There are multiple versions of Mehta. The main group is Mehta-OS, OS standing for Option Select, and the advanced section is Mehta-TDR, named so after the first varying step, TDR, in that path.
Our Metha tutorial presents Mehta 6CO, 6CP, L5EP path, which is the recommended path for a solver that is not highly advanced. It is also the base for Mehta-OS and is most likely the only path to have fully genned beginners' algorithms.
ZZ method tries to shorten CFOP’s move count and improve finger tricking opportunities. It involves orienting edges as part of the first stage to remove the need for F, B or D moves. The last layer can then be solved in one look as all four edges are oriented, however there are 493 algorithms to learn to do this; something that only a few dozen people have been able to learn in its entirety. You could use simple OLL and PLL from the CFOP method which would mean you only need to learn 7 algorithms for OLL instead of 57, however when the difficulty of the first step in comparison to the lower algorithm requirement means that, for most people, CFOP comes out on top.
Some methods are focused at beginners, those who are only now holding a cube in their hands and wanting to learn how to solve the puzzle for the first time. These methods generally focus on avoiding algorithms (which can be confusing for beginners) and solving the cube as logically as possible, so the solver can see what is happening and how it is happening. Any algorithms that are used are normally very simple ones that need repeating a few times to get the desired position. All speedcubers have started with one of these methods before moving on to more advanced methods, whereas these methods may be sufficient for general puzzlers.
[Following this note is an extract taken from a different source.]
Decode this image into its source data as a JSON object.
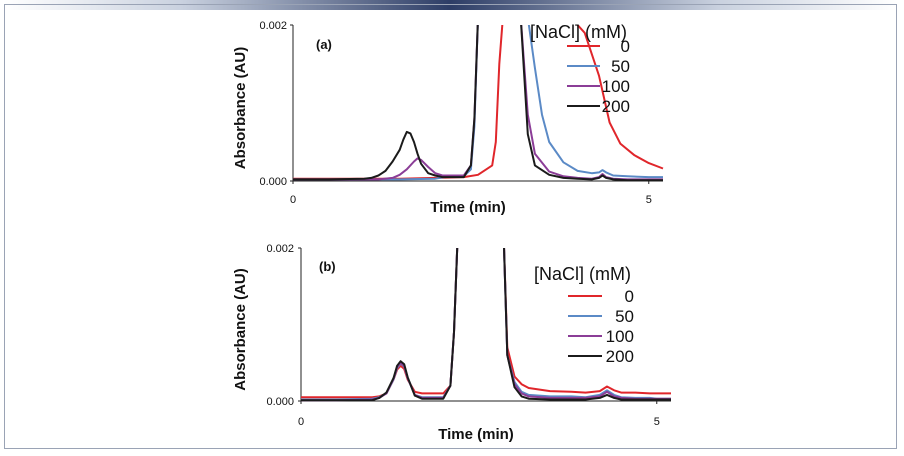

Beginner CFOP/Fridrich, also called Layer-By-Layer
There is a beginner version of the CFOP method which minimizes algorithms as much as possible. It is popular due to its logical progression, despite being fairly challenging at times. Concept such as building the cross are difficult to explain at first, which can unfortunately put many people off at the first hurdle. However, those who persevere will see that the cross is probably one of, if not the most confusing stages. Then normal progression for this method is to then use one algorithm over and over to eventually put each corner in to its correct position. Then, two algorithms are used to finish the second layer. This is normally a massive confidence boost for beginners, as the cube looks 2/3 solved. The last two steps can be difficult to understand because there isn’t much opportunity to avoid algorithm learning. The simplest form of OLL is to use one of two algorithms to orient all of the edges before repeating one algorithm until you reach a desired position, where repeating the same algorithm one last time will complete the stage. PLL, similarly to OLL, has many different variations that all achieve the same thing whilst simplifying the last step, for example some beginner variations of OLL result in one of only 3 or 4 different PLL’s compared to the possible 21 with normal OLL. One of the simplest of the PLL explanations is by, once again, repeating two different algorithms after positioning the U layer correctly each time. When time is not an important factor for the solver, the entirety of CFOP can be simplified heavily with the intention of doing what the solver wants – To solve the cube, in the majority of cases for the first time.
There is also a method which solves the corners first, but in terms of logical and easy to follow methods for beginners, most available on the internet are some variation of the beginner CFOP method listed above.